From the public policy standpoint, we wanted something that would benefit low-wage/low-skilled workers in ways that traditional tuition support programs just don’t and we have seen that come to fruition. Employees who said that there was no way they could think about developing the kind of savings program to get them through college. And also employees who say, “I had no idea what the possibilities were for me, until I sat down with a career counselor who helped me think through what was out there for me and what was the quickest way for me to achieve my goals.”
6. How did you manage to design the LiLA program in Washington State to ensure that no one group was particularly advantaged or disadvantaged by the legislation?
It was a lot of constituent and stakeholder work — really, just talking to folks. As I mentioned, we had business and labor members of the coalition that were helping us think through this. We worked with the Chambers of Commerce, local economic development agencies, to help us think through this. Post-secondary institutions, both private and public organizations, worked with us in thinking through how they currently work with adult workers and what they wanted to see make it easier for a variety of populations of adult workers to access, and benefit from, post-secondary education. It was the coalition, the collaborative of organizations and individuals, that helped us think through every piece of this.
In the last year, we connected with the Division of Financial Institutions — the agency that oversees banking and financial services in Washington State — they were the ones who really helped us think through how we get financial institutions involved, and their commitment was just incredible. I don’t think we could have gotten over that last hurdle of how we create something that isn’t on the backs of the taxpayers to something that could actually take shape out in the independent community.

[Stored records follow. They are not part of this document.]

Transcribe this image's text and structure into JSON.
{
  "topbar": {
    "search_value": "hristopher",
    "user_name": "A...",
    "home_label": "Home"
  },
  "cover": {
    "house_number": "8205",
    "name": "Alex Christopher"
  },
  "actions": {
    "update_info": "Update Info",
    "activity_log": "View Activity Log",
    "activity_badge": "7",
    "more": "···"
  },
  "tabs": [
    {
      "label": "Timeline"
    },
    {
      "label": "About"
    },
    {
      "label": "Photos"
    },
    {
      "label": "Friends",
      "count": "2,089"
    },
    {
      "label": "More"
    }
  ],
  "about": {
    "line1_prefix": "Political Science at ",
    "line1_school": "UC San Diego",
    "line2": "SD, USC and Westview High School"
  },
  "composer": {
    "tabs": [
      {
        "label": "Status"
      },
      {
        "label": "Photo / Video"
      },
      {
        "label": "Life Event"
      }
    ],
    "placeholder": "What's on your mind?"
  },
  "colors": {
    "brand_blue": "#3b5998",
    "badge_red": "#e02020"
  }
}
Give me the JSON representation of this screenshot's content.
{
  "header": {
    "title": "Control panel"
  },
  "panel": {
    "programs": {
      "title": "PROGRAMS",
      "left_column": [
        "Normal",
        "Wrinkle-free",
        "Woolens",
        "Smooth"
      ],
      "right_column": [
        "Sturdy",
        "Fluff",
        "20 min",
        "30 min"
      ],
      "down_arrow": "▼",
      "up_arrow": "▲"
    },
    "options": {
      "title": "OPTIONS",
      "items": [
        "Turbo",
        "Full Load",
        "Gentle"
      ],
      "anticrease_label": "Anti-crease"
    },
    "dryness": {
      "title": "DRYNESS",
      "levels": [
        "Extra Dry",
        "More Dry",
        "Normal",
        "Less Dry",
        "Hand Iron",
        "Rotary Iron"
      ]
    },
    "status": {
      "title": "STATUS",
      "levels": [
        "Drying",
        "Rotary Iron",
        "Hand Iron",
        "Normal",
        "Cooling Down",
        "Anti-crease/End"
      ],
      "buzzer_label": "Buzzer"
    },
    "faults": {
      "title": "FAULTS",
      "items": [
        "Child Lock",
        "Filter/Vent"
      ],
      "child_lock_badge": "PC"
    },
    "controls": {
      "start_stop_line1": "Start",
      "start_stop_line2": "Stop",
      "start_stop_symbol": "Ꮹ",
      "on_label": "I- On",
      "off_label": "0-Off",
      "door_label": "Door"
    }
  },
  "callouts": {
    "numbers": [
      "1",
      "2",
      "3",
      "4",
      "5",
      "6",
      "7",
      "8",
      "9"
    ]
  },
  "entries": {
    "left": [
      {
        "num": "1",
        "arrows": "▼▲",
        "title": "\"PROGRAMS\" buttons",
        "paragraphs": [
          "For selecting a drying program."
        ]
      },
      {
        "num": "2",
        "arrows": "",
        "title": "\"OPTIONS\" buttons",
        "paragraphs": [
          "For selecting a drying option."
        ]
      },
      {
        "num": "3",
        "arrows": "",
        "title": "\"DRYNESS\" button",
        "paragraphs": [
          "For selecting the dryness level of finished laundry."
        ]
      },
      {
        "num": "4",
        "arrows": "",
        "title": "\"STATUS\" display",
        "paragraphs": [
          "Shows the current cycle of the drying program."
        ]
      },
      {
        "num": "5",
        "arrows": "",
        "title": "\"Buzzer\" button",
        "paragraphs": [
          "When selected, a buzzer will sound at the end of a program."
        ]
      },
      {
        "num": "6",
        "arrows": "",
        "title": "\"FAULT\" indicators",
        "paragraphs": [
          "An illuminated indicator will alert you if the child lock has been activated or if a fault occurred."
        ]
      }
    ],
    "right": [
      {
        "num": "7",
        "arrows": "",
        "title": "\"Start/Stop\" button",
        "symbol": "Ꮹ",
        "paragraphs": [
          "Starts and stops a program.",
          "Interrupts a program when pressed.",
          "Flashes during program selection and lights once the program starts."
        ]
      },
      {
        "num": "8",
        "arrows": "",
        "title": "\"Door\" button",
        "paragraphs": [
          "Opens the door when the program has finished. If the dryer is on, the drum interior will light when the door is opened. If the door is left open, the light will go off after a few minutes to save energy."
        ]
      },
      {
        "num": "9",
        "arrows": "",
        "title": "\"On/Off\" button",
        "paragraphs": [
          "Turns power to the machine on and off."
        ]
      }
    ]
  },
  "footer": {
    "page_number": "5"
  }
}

7. Is there anything you’d like to add about Washington State’s LiLA program?
I would just like to highlight the power of the type of partnership and collaborative that came together. That having the voice of the employer, the voice of the worker and the voice of the education and public sectors together was the powerhouse that moved this concept forward. I do also want to give thanks to the two legislative sponsors who stuck with us from the beginning and carried it over the finish line and that’s Senator Derek Kilmer, who’s just recently been elected to Congress, and Representative Phyllis Kenny, who retired this year after many years of contributing so greatly on this project and so many others.